Watch out, boy, she'll chew you up.

Remember the scene in Piranha 3D when the piranhas attacked the beach partiers, turning the water redder than their beer-filled Solo cups? If, like me, your thought the whole time was, “Finally,” then Maneater may be the game for you. I say “maybe,” because unlike that movie scene, Maneater out-stays its welcome.

The premise is that you’re a shark, and the open world is your smorgasbord. Eventually. The game actually begins with a tutorial level in which you’re an adult shark learning how to skim the water, lunge, tailwhip, attack, etc. After just a bit of this, you’re captured by the overly obnoxious Scaly Pete, a man doomed to a life of shark hunting the moment he received his nickname. Pete kills you, then rips a baby shark from your womb. Whether for vengeance or just survival instinct, this baby bites off Scaly Pete’s arm and escapes to sea.

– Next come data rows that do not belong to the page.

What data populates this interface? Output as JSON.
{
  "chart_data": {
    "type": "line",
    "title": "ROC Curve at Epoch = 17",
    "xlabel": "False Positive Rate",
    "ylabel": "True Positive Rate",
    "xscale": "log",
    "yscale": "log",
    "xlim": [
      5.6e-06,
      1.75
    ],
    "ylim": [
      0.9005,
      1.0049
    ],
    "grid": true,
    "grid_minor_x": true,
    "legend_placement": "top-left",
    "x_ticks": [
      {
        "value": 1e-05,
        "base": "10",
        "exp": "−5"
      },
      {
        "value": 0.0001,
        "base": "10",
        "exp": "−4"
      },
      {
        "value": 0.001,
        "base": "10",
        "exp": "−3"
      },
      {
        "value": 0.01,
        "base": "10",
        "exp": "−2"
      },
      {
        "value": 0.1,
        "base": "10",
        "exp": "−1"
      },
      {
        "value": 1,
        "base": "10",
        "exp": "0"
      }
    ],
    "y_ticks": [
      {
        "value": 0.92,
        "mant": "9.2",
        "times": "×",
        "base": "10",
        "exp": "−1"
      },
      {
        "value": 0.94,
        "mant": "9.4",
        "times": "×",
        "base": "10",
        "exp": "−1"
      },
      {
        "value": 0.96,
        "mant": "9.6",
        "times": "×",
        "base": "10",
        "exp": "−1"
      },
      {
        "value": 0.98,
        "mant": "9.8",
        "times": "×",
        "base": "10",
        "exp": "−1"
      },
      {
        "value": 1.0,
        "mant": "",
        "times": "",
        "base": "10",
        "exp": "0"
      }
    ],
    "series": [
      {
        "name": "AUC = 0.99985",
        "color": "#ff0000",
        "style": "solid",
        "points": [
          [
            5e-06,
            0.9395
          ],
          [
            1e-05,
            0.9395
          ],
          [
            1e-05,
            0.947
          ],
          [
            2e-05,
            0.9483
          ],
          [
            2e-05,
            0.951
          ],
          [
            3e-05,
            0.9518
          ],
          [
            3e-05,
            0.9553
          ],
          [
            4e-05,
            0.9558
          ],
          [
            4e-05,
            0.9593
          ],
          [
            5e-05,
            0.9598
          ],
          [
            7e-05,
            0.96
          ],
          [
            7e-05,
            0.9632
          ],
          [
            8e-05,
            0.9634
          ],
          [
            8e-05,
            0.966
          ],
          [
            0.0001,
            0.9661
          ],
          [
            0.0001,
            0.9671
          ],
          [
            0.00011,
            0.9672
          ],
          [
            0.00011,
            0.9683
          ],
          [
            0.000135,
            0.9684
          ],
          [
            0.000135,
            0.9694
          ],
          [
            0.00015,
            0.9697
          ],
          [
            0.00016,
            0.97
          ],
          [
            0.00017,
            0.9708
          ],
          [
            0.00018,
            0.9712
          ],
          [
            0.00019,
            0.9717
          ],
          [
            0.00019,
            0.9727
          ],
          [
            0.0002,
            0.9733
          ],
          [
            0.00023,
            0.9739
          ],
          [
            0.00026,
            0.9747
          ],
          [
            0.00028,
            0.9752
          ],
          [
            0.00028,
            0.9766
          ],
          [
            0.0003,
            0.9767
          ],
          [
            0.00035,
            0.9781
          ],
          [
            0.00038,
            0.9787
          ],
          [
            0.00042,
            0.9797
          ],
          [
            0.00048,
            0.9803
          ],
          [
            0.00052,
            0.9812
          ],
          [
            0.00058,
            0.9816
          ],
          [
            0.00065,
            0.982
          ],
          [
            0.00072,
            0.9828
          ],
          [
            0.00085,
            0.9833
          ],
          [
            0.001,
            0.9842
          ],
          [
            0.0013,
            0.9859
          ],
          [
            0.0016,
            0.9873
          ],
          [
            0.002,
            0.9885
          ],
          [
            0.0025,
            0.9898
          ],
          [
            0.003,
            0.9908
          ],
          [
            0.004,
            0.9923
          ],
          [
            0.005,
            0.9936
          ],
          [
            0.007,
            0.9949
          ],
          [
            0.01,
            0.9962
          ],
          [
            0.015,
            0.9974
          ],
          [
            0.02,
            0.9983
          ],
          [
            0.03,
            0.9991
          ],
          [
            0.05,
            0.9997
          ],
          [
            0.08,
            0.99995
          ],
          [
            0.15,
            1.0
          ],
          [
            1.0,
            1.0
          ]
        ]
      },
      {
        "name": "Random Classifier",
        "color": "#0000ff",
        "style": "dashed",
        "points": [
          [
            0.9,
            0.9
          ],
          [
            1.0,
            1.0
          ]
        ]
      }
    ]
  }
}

And so, we’ve now got our Melvillean tale of vengeance (albeit from the whale’s perspective). Scaly Pete, however, has been hunting sea creatures for a long time. He’s so used to it that he barely batted an eye when his arm got bit off. How is the baby shark (stop it) going to hold its own? By evolving.

That, then, is your gameplay in Maneater. You’re the baby shark (I said, stop it), and you’ll need to grow and evolve—reacquiring the abilities taught to you in the tutorial—as the game pushes you toward the inevitable showdown with Pete.

This involves completing myriad tasks that mostly involve exploring new locations and killing as many things as possible within them.

At first, of course, you’re too small to do much. Turtles and grouper are your main source of nutrition, although you very quickly get to have some fun by eating humans. Leaping from the water to snatch an unsuspecting beach-goer from an inflatable unicorn can certainly lead to some gory glee, but the life of a shark is quite difficult. An early task to kill an alligator sets the tone, as battling larger creatures like this requires patience and skill. It gets even trickier when you’re taking on multiple humans with spear guns.

The problem is that the controls are quite clunky. 3D movement in water is often an issue with games, and it’s exacerbated here by adding intense underwater combat that requires precise positioning in order to get your bites in. Maneater allows you to lock in on a target, but it’s not entirely reliable. Spinning yourself and the camera for proper placement is quite difficult. The outcome of some boss battles, then, will be determined by luck, not skill. Thankfully, fleeing the fight to dine on some smaller fish will replenish your health. Likewise, those divers who somehow are able to swim almost as fast as you do become food when you finally finish them off.

As you unlock more locations to explore, you also unlock more skills. The evolution of your shark is not rooted in science, so you’ll acquire electrical, poison, and even vampiric powers.

You’ll acquire bone armor. And the more powerful you become, the more fun you’ll have swimming (or warping) back to earlier locations to one-chomp the enemies that gave you such problems before. It’s even better when you’re able to attack humans on land.

All of this is narrated by Chris Parnell of SNL and Rick and Morty fame. His mocking earnestness is very funny here, as if he’s the only guy at Discovery Channel who really understands why so many people tune into Shark Week.

Unfortunately, not even Chris can keep things interesting for long. The world may open up and your shark may grow, but the game never really changes. There’s little variation between the opening challenges and the final battle; it’s all search/attack/heal. New abilities are fun for a bit, and reaching a new location livens things up as the scenery changes and you get more areas to explore. But then you’re right back into the routine.

The numerous seek/find quests give you something to do when you’re not interested in fighting, but those also grow tiresome after a while.

The success of Maneater, then, will be determined by how much you enjoy the routine of shark life. I don’t think it’s a game to which you’ll devote lengthy play-sessions, but it may provide just enough to make this revenge-tale worth seeing through to the end.